その他にも、遺言書はその作成方法が厳格に規定されていたり、記載の仕方によっては無効になったり、記載内容をどのように解釈するべきかでかえって相続人の間でトラブルの元になったりしますので、遺言書の作成をお考えになった際には、ぜひ弁護士にご相談いただきたいと思います。

3 遺産分割の話し合い

相続人の間で遺産分割を話し合う場面においても、弁護士にご相談ご依頼いただいたほうが、自分の権利を守れたり、話がスムーズに進むということが多いように思います。

遺産分割と言っても、今残っている遺産を法定の相続分(相続割合)に従って分ければ済むという単純な話ばかりではありません。

例えば、亡くなった方が生前に多額の贈与をしている場合、それがいつ誰に対してどのような目的でなされたものか、によって、遺産分割に影響を与える話になりうるのです。

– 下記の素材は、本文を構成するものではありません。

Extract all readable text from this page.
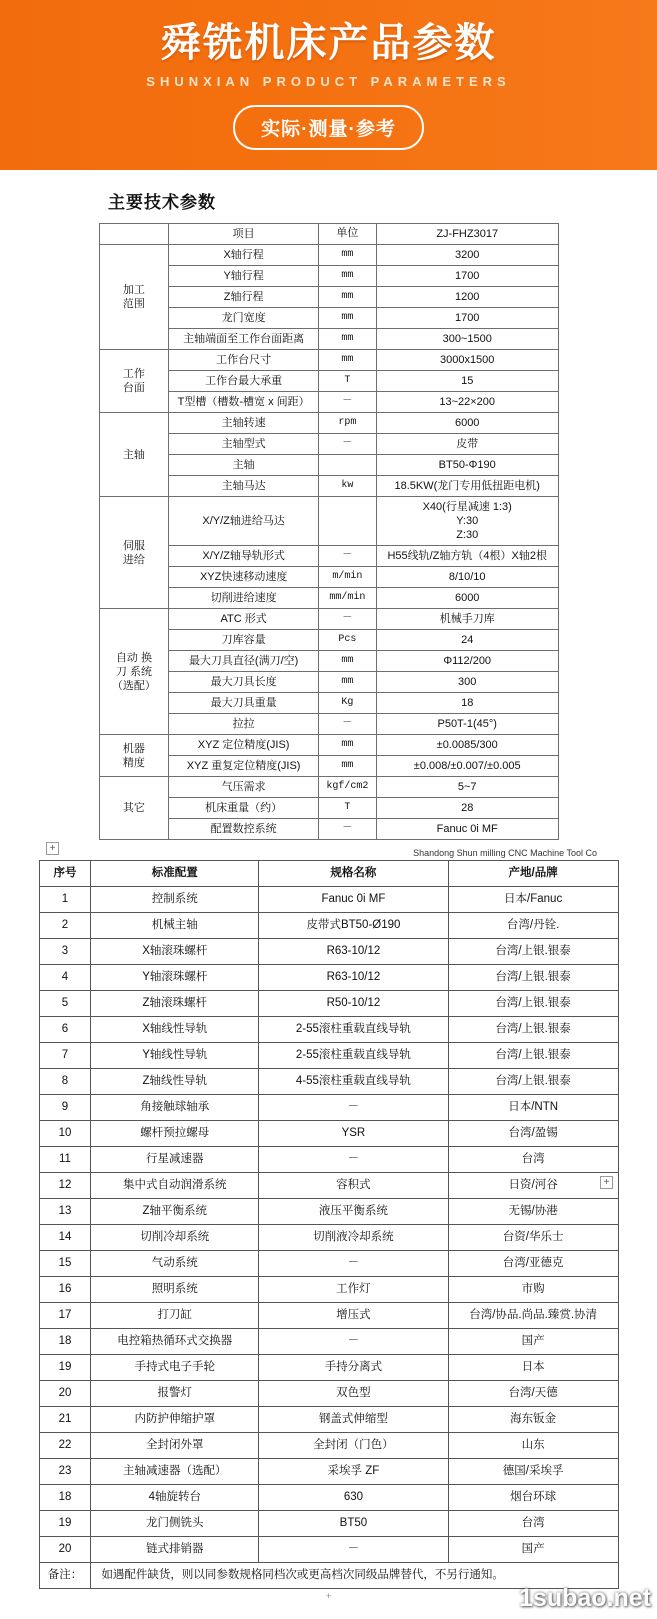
舜铣机床产品参数
SHUNXIAN PRODUCT PARAMETERS
实际·测量·参考
主要技术参数
	项目	单位	ZJ-FHZ3017
加工
范围	X轴行程	mm	3200
	Y轴行程	mm	1700
	Z轴行程	mm	1200
	龙门宽度	mm	1700
	主轴端面至工作台面距离	mm	300~1500
工作
台面	工作台尺寸	mm	3000x1500
	工作台最大承重	T	15
	T型槽（槽数-槽宽 x 间距）	－	13~22×200
主轴	主轴转速	rpm	6000
	主轴型式	－	皮带
	主轴		BT50-Φ190
	主轴马达	kw	18.5KW(龙门专用低扭距电机)
伺服
进给	X/Y/Z轴进给马达		X40(行星减速 1:3)
Y:30
Z:30
	X/Y/Z轴导轨形式	－	H55线轨/Z轴方轨（4根）X轴2根
	XYZ快速移动速度	m/min	8/10/10
	切削进给速度	mm/min	6000
自动 换
刀 系统
（选配）	ATC 形式	－	机械手刀库
	刀库容量	Pcs	24
	最大刀具直径(满刀/空)	mm	Φ112/200
	最大刀具长度	mm	300
	最大刀具重量	Kg	18
	拉拉	－	P50T-1(45°)
机器
精度	XYZ 定位精度(JIS)	mm	±0.0085/300
	XYZ 重复定位精度(JIS)	mm	±0.008/±0.007/±0.005
其它	气压需求	kgf/cm2	5~7
	机床重量（约）	T	28
	配置数控系统	－	Fanuc 0i MF
+
+
Shandong Shun milling CNC Machine Tool Co
序号	标准配置	规格名称	产地/品牌
1	控制系统	Fanuc 0i MF	日本/Fanuc
2	机械主轴	皮带式BT50-Ø190	台湾/丹铨.
3	X轴滚珠螺杆	R63-10/12	台湾/上银.银泰
4	Y轴滚珠螺杆	R63-10/12	台湾/上银.银泰
5	Z轴滚珠螺杆	R50-10/12	台湾/上银.银泰
6	X轴线性导轨	2-55滚柱重载直线导轨	台湾/上银.银泰
7	Y轴线性导轨	2-55滚柱重载直线导轨	台湾/上银.银泰
8	Z轴线性导轨	4-55滚柱重载直线导轨	台湾/上银.银泰
9	角接触球轴承	－	日本/NTN
10	螺杆预拉螺母	YSR	台湾/盈锡
11	行星减速器	－	台湾
12	集中式自动润滑系统	容积式	日资/河谷
13	Z轴平衡系统	液压平衡系统	无锡/协港
14	切削冷却系统	切削液冷却系统	台资/华乐士
15	气动系统	－	台湾/亚德克
16	照明系统	工作灯	市购
17	打刀缸	增压式	台湾/协品.尚品.臻赏.协清
18	电控箱热循环式交换器	－	国产
19	手持式电子手轮	手持分离式	日本
20	报警灯	双色型	台湾/天德
21	内防护伸缩护罩	钢盖式伸缩型	海东钣金
22	全封闭外罩	全封闭（门色）	山东
23	主轴减速器（选配）	采埃孚 ZF	德国/采埃孚
18	4轴旋转台	630	烟台环球
19	龙门侧铣头	BT50	台湾
20	链式排销器	－	国产
备注：	如遇配件缺货，则以同参数规格同档次或更高档次同级品牌替代，不另行通知。		
+	1subao.net
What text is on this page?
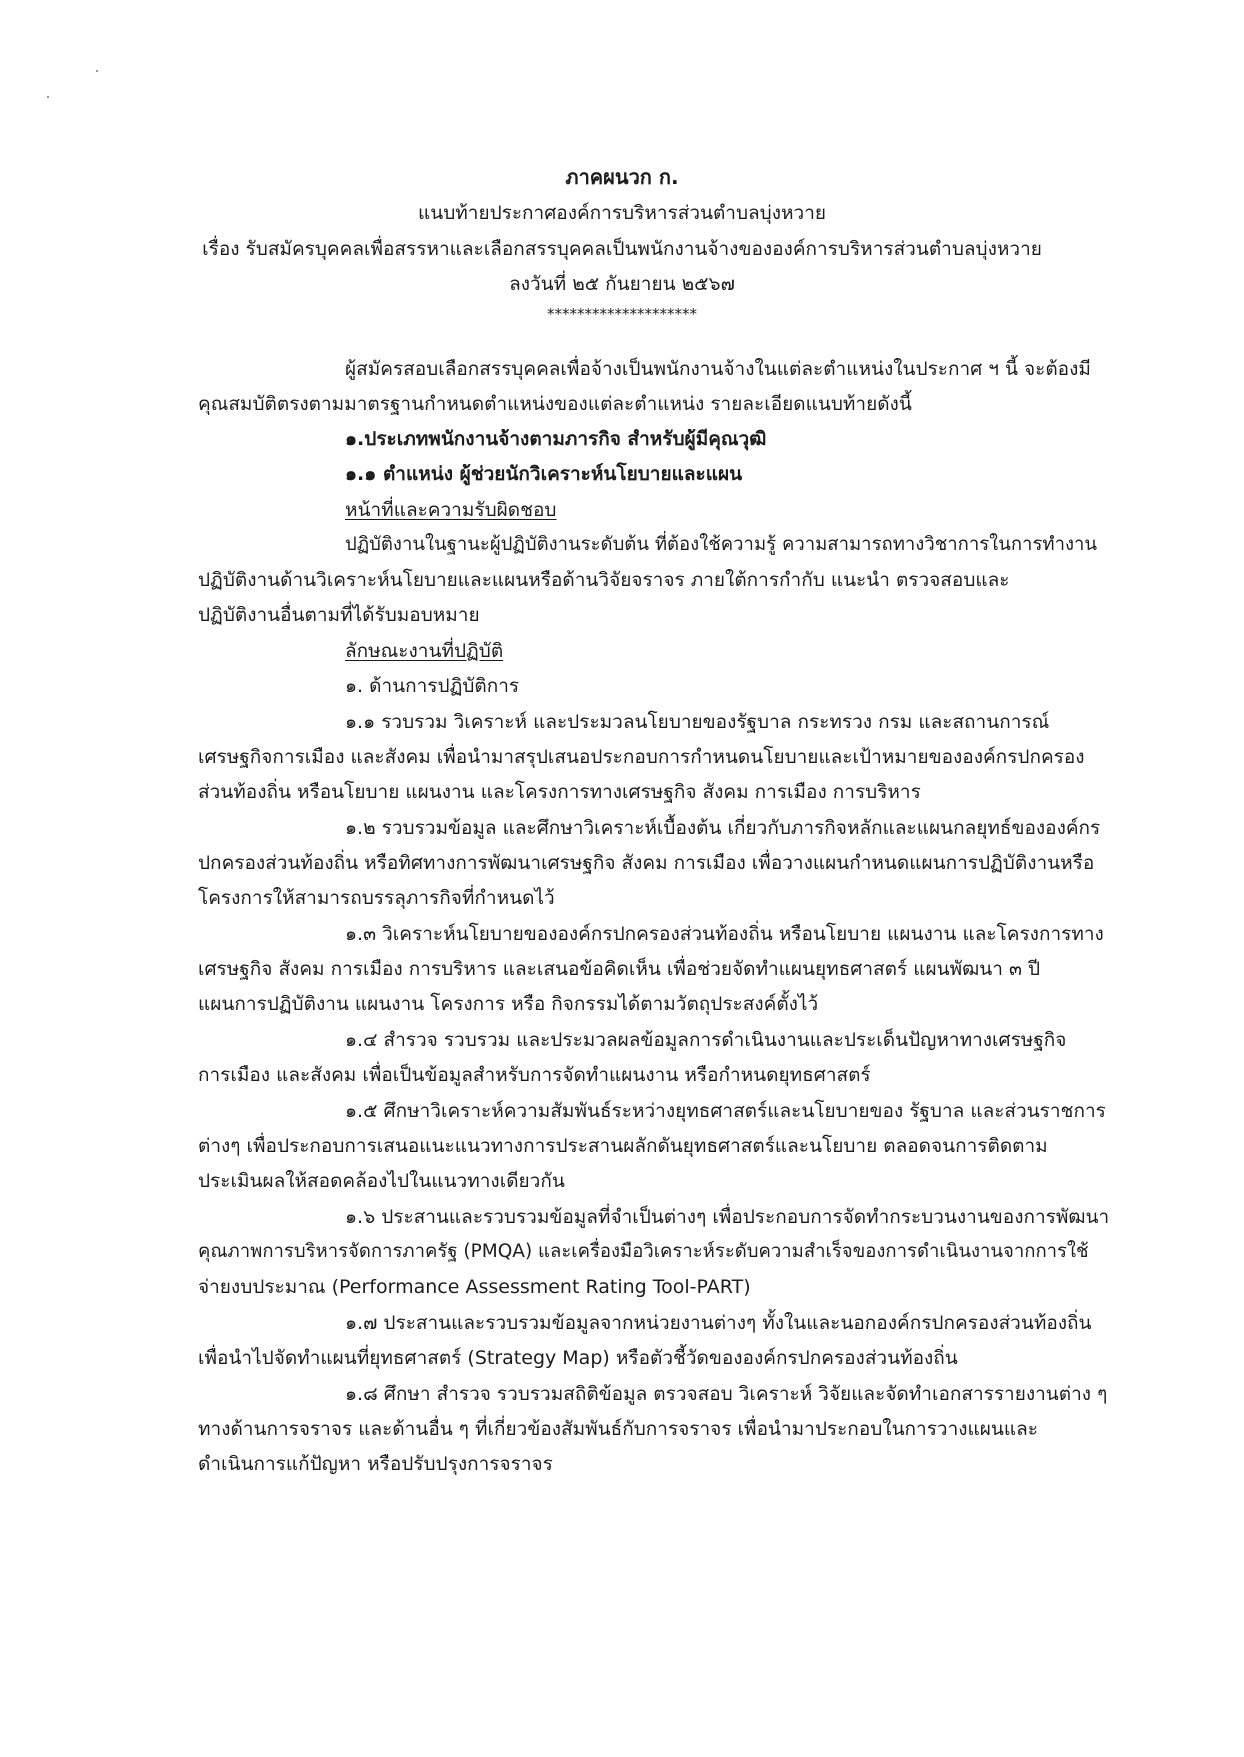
ภาคผนวก ก.
แนบท้ายประกาศองค์การบริหารส่วนตำบลบุ่งหวาย
เรื่อง รับสมัครบุคคลเพื่อสรรหาและเลือกสรรบุคคลเป็นพนักงานจ้างขององค์การบริหารส่วนตำบลบุ่งหวาย
ลงวันที่ ๒๕ กันยายน ๒๕๖๗
********************
ผู้สมัครสอบเลือกสรรบุคคลเพื่อจ้างเป็นพนักงานจ้างในแต่ละตำแหน่งในประกาศ ฯ นี้ จะต้องมี
คุณสมบัติตรงตามมาตรฐานกำหนดตำแหน่งของแต่ละตำแหน่ง รายละเอียดแนบท้ายดังนี้
๑.ประเภทพนักงานจ้างตามภารกิจ สำหรับผู้มีคุณวุฒิ
๑.๑ ตำแหน่ง ผู้ช่วยนักวิเคราะห์นโยบายและแผน
หน้าที่และความรับผิดชอบ
ปฏิบัติงานในฐานะผู้ปฏิบัติงานระดับต้น ที่ต้องใช้ความรู้ ความสามารถทางวิชาการในการทำงาน
ปฏิบัติงานด้านวิเคราะห์นโยบายและแผนหรือด้านวิจัยจราจร ภายใต้การกำกับ แนะนำ ตรวจสอบและ
ปฏิบัติงานอื่นตามที่ได้รับมอบหมาย
ลักษณะงานที่ปฏิบัติ
๑. ด้านการปฏิบัติการ
๑.๑ รวบรวม วิเคราะห์ และประมวลนโยบายของรัฐบาล กระทรวง กรม และสถานการณ์
เศรษฐกิจการเมือง และสังคม เพื่อนำมาสรุปเสนอประกอบการกำหนดนโยบายและเป้าหมายขององค์กรปกครอง
ส่วนท้องถิ่น หรือนโยบาย แผนงาน และโครงการทางเศรษฐกิจ สังคม การเมือง การบริหาร
๑.๒ รวบรวมข้อมูล และศึกษาวิเคราะห์เบื้องต้น เกี่ยวกับภารกิจหลักและแผนกลยุทธ์ขององค์กร
ปกครองส่วนท้องถิ่น หรือทิศทางการพัฒนาเศรษฐกิจ สังคม การเมือง เพื่อวางแผนกำหนดแผนการปฏิบัติงานหรือ
โครงการให้สามารถบรรลุภารกิจที่กำหนดไว้
๑.๓ วิเคราะห์นโยบายขององค์กรปกครองส่วนท้องถิ่น หรือนโยบาย แผนงาน และโครงการทาง
เศรษฐกิจ สังคม การเมือง การบริหาร และเสนอข้อคิดเห็น เพื่อช่วยจัดทำแผนยุทธศาสตร์ แผนพัฒนา ๓ ปี
แผนการปฏิบัติงาน แผนงาน โครงการ หรือ กิจกรรมได้ตามวัตถุประสงค์ตั้งไว้
๑.๔ สำรวจ รวบรวม และประมวลผลข้อมูลการดำเนินงานและประเด็นปัญหาทางเศรษฐกิจ
การเมือง และสังคม เพื่อเป็นข้อมูลสำหรับการจัดทำแผนงาน หรือกำหนดยุทธศาสตร์
๑.๕ ศึกษาวิเคราะห์ความสัมพันธ์ระหว่างยุทธศาสตร์และนโยบายของ รัฐบาล และส่วนราชการ
ต่างๆ เพื่อประกอบการเสนอแนะแนวทางการประสานผลักดันยุทธศาสตร์และนโยบาย ตลอดจนการติดตาม
ประเมินผลให้สอดคล้องไปในแนวทางเดียวกัน
๑.๖ ประสานและรวบรวมข้อมูลที่จำเป็นต่างๆ เพื่อประกอบการจัดทำกระบวนงานของการพัฒนา
คุณภาพการบริหารจัดการภาครัฐ (PMQA) และเครื่องมือวิเคราะห์ระดับความสำเร็จของการดำเนินงานจากการใช้
จ่ายงบประมาณ (Performance Assessment Rating Tool-PART)
๑.๗ ประสานและรวบรวมข้อมูลจากหน่วยงานต่างๆ ทั้งในและนอกองค์กรปกครองส่วนท้องถิ่น
เพื่อนำไปจัดทำแผนที่ยุทธศาสตร์ (Strategy Map) หรือตัวชี้วัดขององค์กรปกครองส่วนท้องถิ่น
๑.๘ ศึกษา สำรวจ รวบรวมสถิติข้อมูล ตรวจสอบ วิเคราะห์ วิจัยและจัดทำเอกสารรายงานต่าง ๆ
ทางด้านการจราจร และด้านอื่น ๆ ที่เกี่ยวข้องสัมพันธ์กับการจราจร เพื่อนำมาประกอบในการวางแผนและ
ดำเนินการแก้ปัญหา หรือปรับปรุงการจราจร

遺産分割は、そのような意味で、単に遺された財産を分けるという話ではなく、亡くなった方と相続人らとの間の長い期間における家族関係の財産的な清算という意味合いもあり、そうした長い期間の膨大な事実の整理と、それぞれの事実の法的な意味の確認をするうえで、弁護士にご相談ご依頼される意味はとても大きいと思います。

4 インターネットの情報

インターネットが発達し続けている現在、インターネットで調べるだけで様々な情報を極めて低廉な費用で入手することが可能であり、最近では法律相談に来る前に、弁護士の多くも知らないような細かな情報を確認してきている相談者の方も珍しくありません。

しかし、インターネットの情報は正確性・信頼性が必ずしもあるとは言えず、また、特定の事案にしか該当しない断片的な情報であることも多いので、インターネットで得た情報を信じるのはかえって危険な場合もあることに注意しましょう。